Final :') ☆ 'Baba'

15.4K 716 197
                                    

   hadi bakalım 🦅 :')

  ☆☆☆
 

"Emir,baban beni öldürecekmiş gibi bakıyor." Gülümsememi bozmadan dişlerimin arasından konuşunca Emir gülerek kolunu omzuma attı. "O her zaman öyle bakar."

   Babasıyla en son hastanede karşılaşmıştık ve ben fena rest çekmiştim adama. Pişman değildim ama yine de Emir'in babasıydı sonuçta. O zamandan beri Tuğba Abla ile sürekli iletişim halinde olsak da -paylaştığım bütün fotoğraflara yorum yapmayı asla ihmal etmiyordu- babasıyla hiç konuşmamıştık.

  "Oy benim oğluşum!" Annesi Emir'e sıkı sıkı sarılırken ben bana garip garip bakan küçük oğlan çocuğuna gülümsedim.

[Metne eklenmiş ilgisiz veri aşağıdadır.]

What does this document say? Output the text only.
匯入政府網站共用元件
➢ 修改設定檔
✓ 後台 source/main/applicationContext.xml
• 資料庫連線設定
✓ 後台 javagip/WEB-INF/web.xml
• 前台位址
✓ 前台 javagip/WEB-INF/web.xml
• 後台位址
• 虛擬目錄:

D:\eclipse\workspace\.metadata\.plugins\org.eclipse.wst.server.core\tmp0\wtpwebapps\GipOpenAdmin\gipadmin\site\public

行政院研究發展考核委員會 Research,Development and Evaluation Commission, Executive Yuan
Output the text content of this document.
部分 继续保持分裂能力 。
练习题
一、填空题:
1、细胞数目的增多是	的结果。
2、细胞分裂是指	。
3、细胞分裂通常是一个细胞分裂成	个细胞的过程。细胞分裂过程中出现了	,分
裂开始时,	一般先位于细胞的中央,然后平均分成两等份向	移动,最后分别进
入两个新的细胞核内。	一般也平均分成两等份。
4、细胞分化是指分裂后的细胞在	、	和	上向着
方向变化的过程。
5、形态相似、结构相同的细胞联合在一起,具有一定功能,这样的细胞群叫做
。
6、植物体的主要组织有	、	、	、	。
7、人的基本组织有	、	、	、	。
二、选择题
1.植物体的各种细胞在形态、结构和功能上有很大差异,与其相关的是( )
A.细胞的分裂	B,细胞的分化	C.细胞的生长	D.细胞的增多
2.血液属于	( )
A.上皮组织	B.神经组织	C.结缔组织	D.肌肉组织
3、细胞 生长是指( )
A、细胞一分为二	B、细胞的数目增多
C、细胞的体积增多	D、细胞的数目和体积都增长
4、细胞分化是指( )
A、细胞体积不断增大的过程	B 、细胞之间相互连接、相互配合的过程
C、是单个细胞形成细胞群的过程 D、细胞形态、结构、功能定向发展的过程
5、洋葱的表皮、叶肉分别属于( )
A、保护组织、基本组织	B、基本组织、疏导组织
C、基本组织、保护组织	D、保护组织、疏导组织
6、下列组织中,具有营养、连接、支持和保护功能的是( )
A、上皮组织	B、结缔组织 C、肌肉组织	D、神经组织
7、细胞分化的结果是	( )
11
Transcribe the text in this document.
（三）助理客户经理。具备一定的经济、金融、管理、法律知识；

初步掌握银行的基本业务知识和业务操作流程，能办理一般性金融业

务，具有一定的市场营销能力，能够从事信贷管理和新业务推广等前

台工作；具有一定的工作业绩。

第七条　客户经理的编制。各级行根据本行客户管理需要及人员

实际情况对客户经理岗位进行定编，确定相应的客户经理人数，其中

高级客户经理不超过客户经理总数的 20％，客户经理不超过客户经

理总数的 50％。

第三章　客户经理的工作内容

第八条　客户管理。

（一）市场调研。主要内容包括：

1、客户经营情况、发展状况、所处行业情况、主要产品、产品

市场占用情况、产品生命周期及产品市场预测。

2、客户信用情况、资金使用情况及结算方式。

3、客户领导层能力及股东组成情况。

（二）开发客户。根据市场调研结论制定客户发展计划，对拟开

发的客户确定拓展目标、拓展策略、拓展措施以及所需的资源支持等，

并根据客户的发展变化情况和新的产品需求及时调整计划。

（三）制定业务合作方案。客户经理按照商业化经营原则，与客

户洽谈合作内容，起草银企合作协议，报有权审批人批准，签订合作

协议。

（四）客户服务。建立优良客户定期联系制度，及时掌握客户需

Emir'in kardeşiydi sanırım.

  "Deniz!" Tuğba Abla, Emir'i bırakıp bana sarıldı bu kez. "Hoş geldiniz," dedim geri çekilirken. Kırmızı rujuyla birlikte kocaman gülümsedi. "Ay sağol canım benim, hoş bulduk."

  Bu kadın yaşlanmazdı.

  Ayhan Bey mesafeli bir şekilde duruyordu. Derin bir nefes verdim ve elimi uzattım. "Hoş geldiniz." Adam bir süre kararsız bir şekilde bana baksa da nihayet elimi sıkmıştı. "Hoş bulduk." Dedi. Emir kucağındaki Emre ile birlikte babasının eline uzandı öpmek için. Babası sorun çıkarmamıştı bu kez. Sanırım biraz da olsa yumuşamıştı.

  "Abi bu kız senin sevgilin mi?" Emre fısıldadığını sanarak abisinin kulağına konuştuğunda güldük. Emir'e çok fazla benziyordu.

"Evet abim." Emre'yi bana çevirdi. "Onun ismi Deniz."

  "Merhaba Emre." Gülümseyerek uzanıp öptüğümde utançla gülümseyip başını salladı. "Memnun oldum Deniz Abla."

  "Neyse hadi çok oyalandık. Gidelim mi artık?" Emir kardeşini yere indirdi ve babasının elindeki bavulları aldı. "Arabam otoparkta baba."

  Ayhan Bey başını salladı. Açıkçası biraz tedirgindim. Babasının babamla anlaşmasını çok isterdim. Ama benim babam biraz açık sözlüydü, onun babası ise fazla soğuk. Babama da böyle davranırsa babam susmazdı. Neyse ki Tuğba Abla vardı.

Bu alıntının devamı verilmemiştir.